Apollo war schockiert, als Neo erkannte, dass sie sich in Apollos Vision befanden.
Das bewies, dass Neo seine Eigenschaft schon immer gekannt hatte.
„Warum greifst du mich an!? Warum?“ schrie Apollo entsetzt.
„Weil du wolltest, dass ich das Kind von Mana nicht rette …“
Neo brach plötzlich ab.
Er hob den Kopf und blickte zum Himmel.
Der Donner hallte schwach wider.
Mit jeder Sekunde wurde er lauter.
Riesige, verdichtete goldene Blitze zuckten zwischen den dunklen Wolken.

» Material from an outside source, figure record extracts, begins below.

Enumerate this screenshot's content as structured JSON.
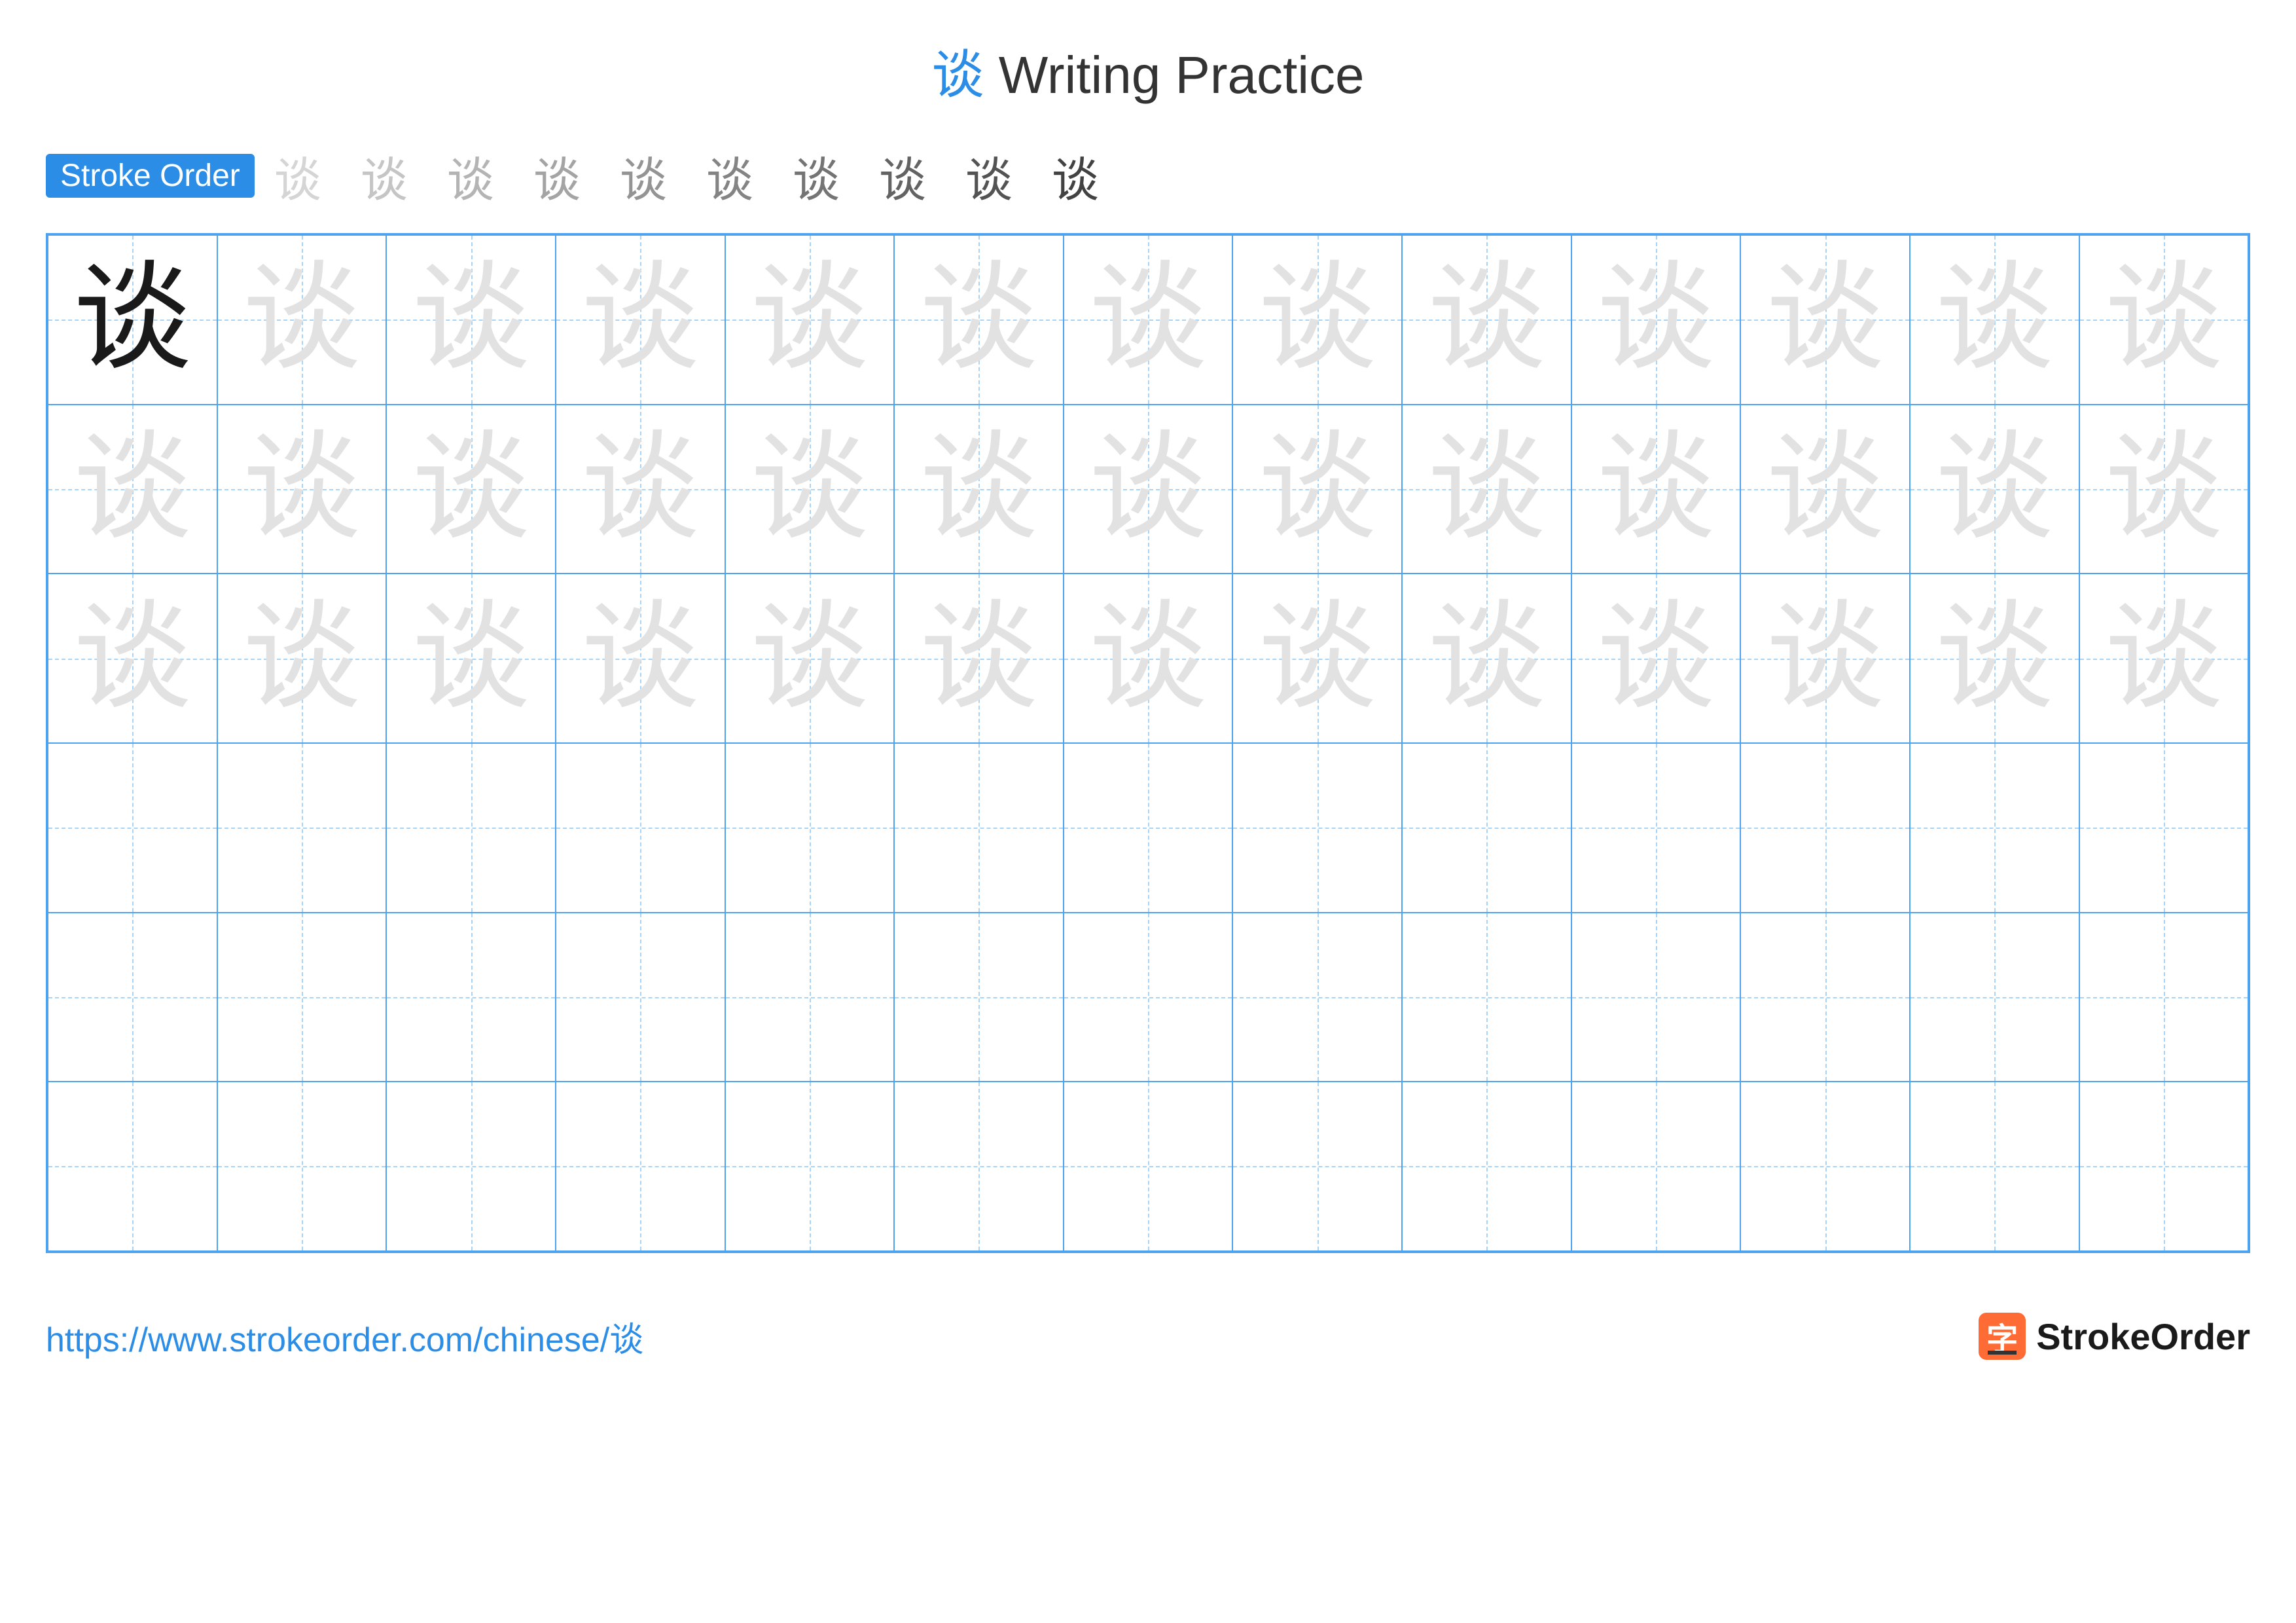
{
  "title": {
    "character": "谈",
    "text": "Writing Practice",
    "color_char": "#2b8de6",
    "color_text": "#333333"
  },
  "stroke_order": {
    "label": "Stroke Order",
    "label_bg": "#2b8de6",
    "label_color": "#ffffff",
    "steps": [
      "、",
      "讠",
      "讠",
      "讠",
      "讠",
      "讠炎",
      "谈",
      "谈",
      "谈",
      "谈"
    ]
  },
  "grid": {
    "rows": 6,
    "cols": 13,
    "border_color": "#4da3f0",
    "guide_color": "#a8d4f7",
    "character": "谈",
    "main_color": "#1a1a1a",
    "trace_color": "#e2e2e2",
    "trace_rows": 3
  },
  "footer": {
    "url": "https://www.strokeorder.com/chinese/谈",
    "url_color": "#2b8de6",
    "logo_icon": "字",
    "logo_icon_bg": "#ff6b35",
    "logo_text": "StrokeOrder"
  }
}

Ein unfassbarer Druck explodierte am Himmel.
Die Wolken teilten sich und gaben den Blick auf einen Mann frei, der in goldene Blitze gehüllt war.
„Du …“
Zeus starrte Neo an, und Neo entfesselte seinerseits seinen eigenen Druck.
„Wie kannst du es wagen, die Vereinigung zu verraten?“
Er stürzte mit rasender Geschwindigkeit vom Himmel herab und …
Apollo erwachte aus seiner Vision und atmete schwer.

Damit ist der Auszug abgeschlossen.